Two options are using different terminology or branding to distinguish the products from the feedstocks. But keep in mind that there is a big difference between what is healthy for soils and what is healthy for waters. We have consistently used terminology to encourage acceptance of types of systems such as bioretention soils and wastewater treatment, saying that these systems are filtering wastes, contaminants, or poisons. The general public understands that those terms mean that we are taking bad things out of the water. They don’t get that those same bad things for water are generally great things for soils. Using catchall phrases like wastewater treatment sets us up for public acceptance challenges at the other end. People listen when we call things hazardous or poisonous. We can’t then be surprised when they use the same terms right back at us. They are good learners — just like my son.
Therefore we have to figure out a way to communicate with a little more nuance and less flair for the dramatic. For example, instead of referring to the contaminants in storm water as contaminants, it might work to use a visual, e.g., a glass of clear water and a glass of muddy water. Which would you prefer to swim in? Keep the soil on the land and out of the water. If this were the message for these systems there is a high potential that people with rain gardens would be more comfortable touching the soils and even planting plants in them. That is a very simple message but it makes the point clearly. It is a way to continue without the details but also without the judgment.
We can also stop the language before it gets started. Josh Marx, who is with the King County (WA) Solid Waste program, told me years ago to stop calling food waste “waste.” He reasoned that people throw out waste because it is garbage. Call excess food that you no longer want in your refrigerator “food scraps.” Scraps are different from waste as the implication is that they can be eaten, if not by you, than by some other creature (including composting microbes). Food scraps have value whereas food waste does not. People may be more likely to make the effort to compost something that has value rather than something that is garbage. I have been working on that ever since.
Dispose is another word that is used way too often, particularly by biosolids program managers. I cringe every time I hear the “D” word. Why would someone want to use what you want to dispose of? I don’t “dispose” of clothes when I bring them to the Goodwill. I just admit that my days of size 8 are gone or that my opportunities to wear sequins are few and far between. The same is true for biosolids. There is a limit on how much biosolids can be used for landscaping within the treatment plant. The rest needs to be shared with all of those good people who helped to produce them. Instead of “disposing” of biosolids, you need to market them.
One excellent way to accomplish that is by branding. Instead of letting others call your product toxic sludge that is produced by municipalities and industries, you make “Bloom,” which is both good for the soil and the planet. Nowhere does DC Water — the manufacturer of Bloom — suggest its product be put into oceans or rivers, where the high organic matter and nutrients would wreak havoc. They are saying to put it on dirt so you can build soil.

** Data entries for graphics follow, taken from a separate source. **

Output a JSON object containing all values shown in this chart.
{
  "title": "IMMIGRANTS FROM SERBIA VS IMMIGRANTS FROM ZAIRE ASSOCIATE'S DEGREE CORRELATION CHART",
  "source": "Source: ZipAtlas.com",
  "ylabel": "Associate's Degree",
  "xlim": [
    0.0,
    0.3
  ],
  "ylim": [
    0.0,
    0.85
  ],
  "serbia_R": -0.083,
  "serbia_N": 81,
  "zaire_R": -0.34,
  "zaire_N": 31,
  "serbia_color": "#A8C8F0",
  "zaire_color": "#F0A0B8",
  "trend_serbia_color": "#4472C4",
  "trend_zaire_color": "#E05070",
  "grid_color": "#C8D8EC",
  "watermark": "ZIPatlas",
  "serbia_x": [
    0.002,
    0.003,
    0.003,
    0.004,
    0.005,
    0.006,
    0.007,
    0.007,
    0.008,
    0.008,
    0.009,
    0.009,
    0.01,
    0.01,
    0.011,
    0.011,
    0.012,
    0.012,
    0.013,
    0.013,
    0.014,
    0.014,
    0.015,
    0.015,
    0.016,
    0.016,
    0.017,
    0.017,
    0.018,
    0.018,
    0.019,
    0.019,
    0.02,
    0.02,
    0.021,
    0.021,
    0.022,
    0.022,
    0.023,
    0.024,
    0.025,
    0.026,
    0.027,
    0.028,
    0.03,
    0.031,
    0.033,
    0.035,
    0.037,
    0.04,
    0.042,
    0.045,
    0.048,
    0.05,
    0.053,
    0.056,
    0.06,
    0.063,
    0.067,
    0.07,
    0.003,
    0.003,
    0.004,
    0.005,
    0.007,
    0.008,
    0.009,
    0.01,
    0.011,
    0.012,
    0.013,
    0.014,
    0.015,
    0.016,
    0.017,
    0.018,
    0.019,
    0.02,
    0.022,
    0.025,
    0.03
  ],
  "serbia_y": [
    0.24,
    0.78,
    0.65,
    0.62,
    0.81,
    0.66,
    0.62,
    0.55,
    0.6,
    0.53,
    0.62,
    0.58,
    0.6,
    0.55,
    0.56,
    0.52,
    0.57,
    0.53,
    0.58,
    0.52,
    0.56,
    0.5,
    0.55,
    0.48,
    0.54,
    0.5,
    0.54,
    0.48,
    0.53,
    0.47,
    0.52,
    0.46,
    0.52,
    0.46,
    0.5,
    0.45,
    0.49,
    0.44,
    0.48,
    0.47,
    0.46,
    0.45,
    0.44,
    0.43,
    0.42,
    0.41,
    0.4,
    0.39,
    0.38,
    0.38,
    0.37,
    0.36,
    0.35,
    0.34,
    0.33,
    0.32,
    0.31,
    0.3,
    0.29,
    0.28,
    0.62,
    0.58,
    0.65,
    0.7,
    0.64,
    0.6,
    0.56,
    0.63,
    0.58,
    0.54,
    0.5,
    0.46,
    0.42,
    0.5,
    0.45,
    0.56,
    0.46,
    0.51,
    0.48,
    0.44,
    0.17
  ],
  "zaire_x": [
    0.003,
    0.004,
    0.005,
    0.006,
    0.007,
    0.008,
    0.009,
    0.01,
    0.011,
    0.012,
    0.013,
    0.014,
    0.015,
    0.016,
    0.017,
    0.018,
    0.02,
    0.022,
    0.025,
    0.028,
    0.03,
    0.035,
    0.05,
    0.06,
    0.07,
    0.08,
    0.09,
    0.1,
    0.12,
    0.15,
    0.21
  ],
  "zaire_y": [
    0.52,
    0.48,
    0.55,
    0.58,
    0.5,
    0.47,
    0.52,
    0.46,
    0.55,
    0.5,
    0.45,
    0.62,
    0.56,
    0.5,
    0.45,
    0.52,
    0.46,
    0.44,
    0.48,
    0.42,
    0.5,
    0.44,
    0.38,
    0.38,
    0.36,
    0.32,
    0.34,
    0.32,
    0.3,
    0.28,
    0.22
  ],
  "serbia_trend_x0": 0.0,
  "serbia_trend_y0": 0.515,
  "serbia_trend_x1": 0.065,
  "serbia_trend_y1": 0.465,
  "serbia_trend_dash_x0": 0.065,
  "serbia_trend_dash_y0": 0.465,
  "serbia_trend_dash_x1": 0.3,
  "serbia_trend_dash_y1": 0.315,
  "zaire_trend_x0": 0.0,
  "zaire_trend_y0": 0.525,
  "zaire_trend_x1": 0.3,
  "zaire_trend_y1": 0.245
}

King County, Washington’s LOOP biosolids — “turn you dirt around” — has multiple videos that explain what a gift it is for other people to treat our wastes to make them safe so that we can use them and close the LOOP, returning carbon and nutrients to soils.
So watch your language both in your car and at your office. If you want people to value your products and help contribute to their production, start with carefully chosen words that encourage behavior and communicate clearly. You won’t be the first — just take a look at “pre-owned” luxury cars to see what a change in language can do for a change in value. If people had a universal disdain for what is “waste” to them, ebay would not be trading for over $30 a share.
Sally Brown is a Research Associate Professor at the University of Washington in Seattle and a member of BioCycle’s Editorial Board.